In order to determine how your promise of value is conveyed to and perceived by your client base, it is crucial to know the “8 P’s” of branding, also known as the marketing mix. In the early days of branding, the 8 P’s started out as the 4 P’s: price, product, promotion, and place. As branding and the business environment has changed over the last several decades, the 4 P’s have been expanded to include people, process, partners, and physical evidence. By understanding how all 8 of these elements come into play in your brand identity, you can move to strengthen your brand and as a result, your business. What is one of the main ways that the “8 P’s” of your brand are experienced by your client base? Your website.

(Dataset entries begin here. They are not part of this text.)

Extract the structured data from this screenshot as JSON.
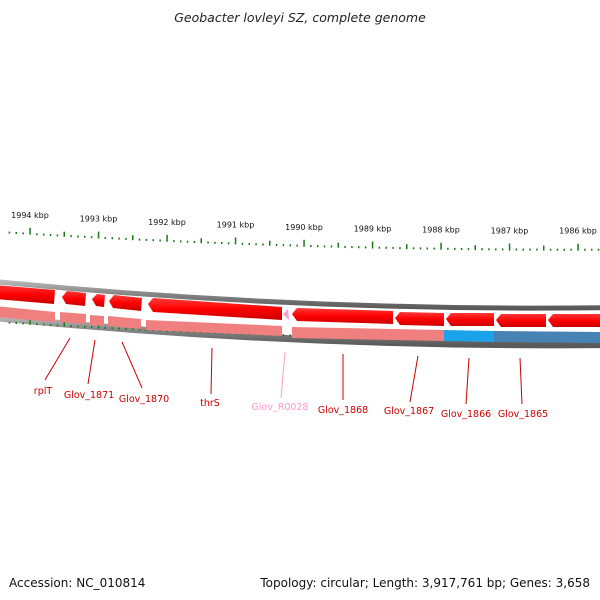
{
  "title": "Geobacter lovleyi SZ, complete genome",
  "footer": {
    "accession": "Accession: NC_010814",
    "summary": "Topology: circular; Length: 3,917,761 bp; Genes: 3,658"
  },
  "colors": {
    "forward_gene": "#ff0000",
    "reverse_gene_light": "#f08080",
    "rna_gene": "#ff99cc",
    "highlight_gene": "#1aa3e8",
    "highlight_gene_dark": "#4682b4",
    "backbone": "#808080",
    "ticks": "#1a7a1a",
    "label": "#cc0000"
  },
  "scale": {
    "unit": "kbp",
    "ticks": [
      {
        "kbp": 1994,
        "label": "1994 kbp"
      },
      {
        "kbp": 1993,
        "label": "1993 kbp"
      },
      {
        "kbp": 1992,
        "label": "1992 kbp"
      },
      {
        "kbp": 1991,
        "label": "1991 kbp"
      },
      {
        "kbp": 1990,
        "label": "1990 kbp"
      },
      {
        "kbp": 1989,
        "label": "1989 kbp"
      },
      {
        "kbp": 1988,
        "label": "1988 kbp"
      },
      {
        "kbp": 1987,
        "label": "1987 kbp"
      },
      {
        "kbp": 1986,
        "label": "1986 kbp"
      }
    ]
  },
  "genes": [
    {
      "label": "rplT",
      "color": "label"
    },
    {
      "label": "Glov_1871",
      "color": "label"
    },
    {
      "label": "Glov_1870",
      "color": "label"
    },
    {
      "label": "thrS",
      "color": "label"
    },
    {
      "label": "Glov_R0028",
      "color": "rna_gene"
    },
    {
      "label": "Glov_1868",
      "color": "label"
    },
    {
      "label": "Glov_1867",
      "color": "label"
    },
    {
      "label": "Glov_1866",
      "color": "label"
    },
    {
      "label": "Glov_1865",
      "color": "label"
    }
  ]
}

Thirty years ago, your brand’s promise of value was conveyed through a brand media kit that could be easily distributed to prospective customers. In today’s world, this ambassador or mascot for your brand is embodied by your website. When a client is not on site in your storefront, the website is the strongest way to communicate your brand experience. As potential customers explore your website, they start to develop an understanding of what kind of value promise your organization offers. With that in mind, it is important to have a website that is captivating to its audience and draws potential and existing customers back for more. At this point, there is no turning back. When a modern consumer has a new business or service need to be met, they often turn to the internet to get informed. A strong website built for 2013 and beyond becomes a key investment for your brand for years to come. So, you need to ask yourself, “does my current website represent the best my brand has to offer to my customers?” In the 21st century, a weak website equals a weak brand.
How do you know if your website represents the best your brand has to offer? Here at SCG we have a rubric that helps us to analyze and understand the quality of your website and brand positioning. Take for example one of our recent web projects that we completed for Ultimate Sound and Installation (LINK). Not only do we think this site boasts a spiffy web-based brand experience, but it also rates strongly on every question on our rubric. When we analyze websites we ask ourselves some of the following questions:
-Does your website clearly communicate what you do in less than 30 seconds? If someone falls on your site and they don’t know who you are or who you target, you can guarantee they’re bound to jump somewhere else before long.
-Is there a call to action on this website? Customers want an interactive brand experience! What useful content do you provide to keep your customer’s interest. Do you have blogs or press that you update frequently on the site? This keeps people coming back and raises your position in search results. Ultimate Sound has a fantastic interactive app (go check it out!) that allows you to preview what your house after getting the Ultimate Sound treatment.
-Does your website design reflect your expertise stylistically and is it visually appealing to the customer? Have you noticed lately how many websites have become works of art? Website styles have changed more over the last two years than they have over the last 10. If your website has a dated color palette or a clunky navigation experience customers will be turned off. Your key content needs to be accessible within three clicks. What we love about the Ultimate Sound website is the bold grey and yellow color palette. It gives a distinct, reassuring feeling that really conveys a well-planned brand visual identity.
Make your website the strongest platform for a potential customer to discover the promise of value your brand brings. Make your website a reason for your current customers to come back. Raise your brand awareness.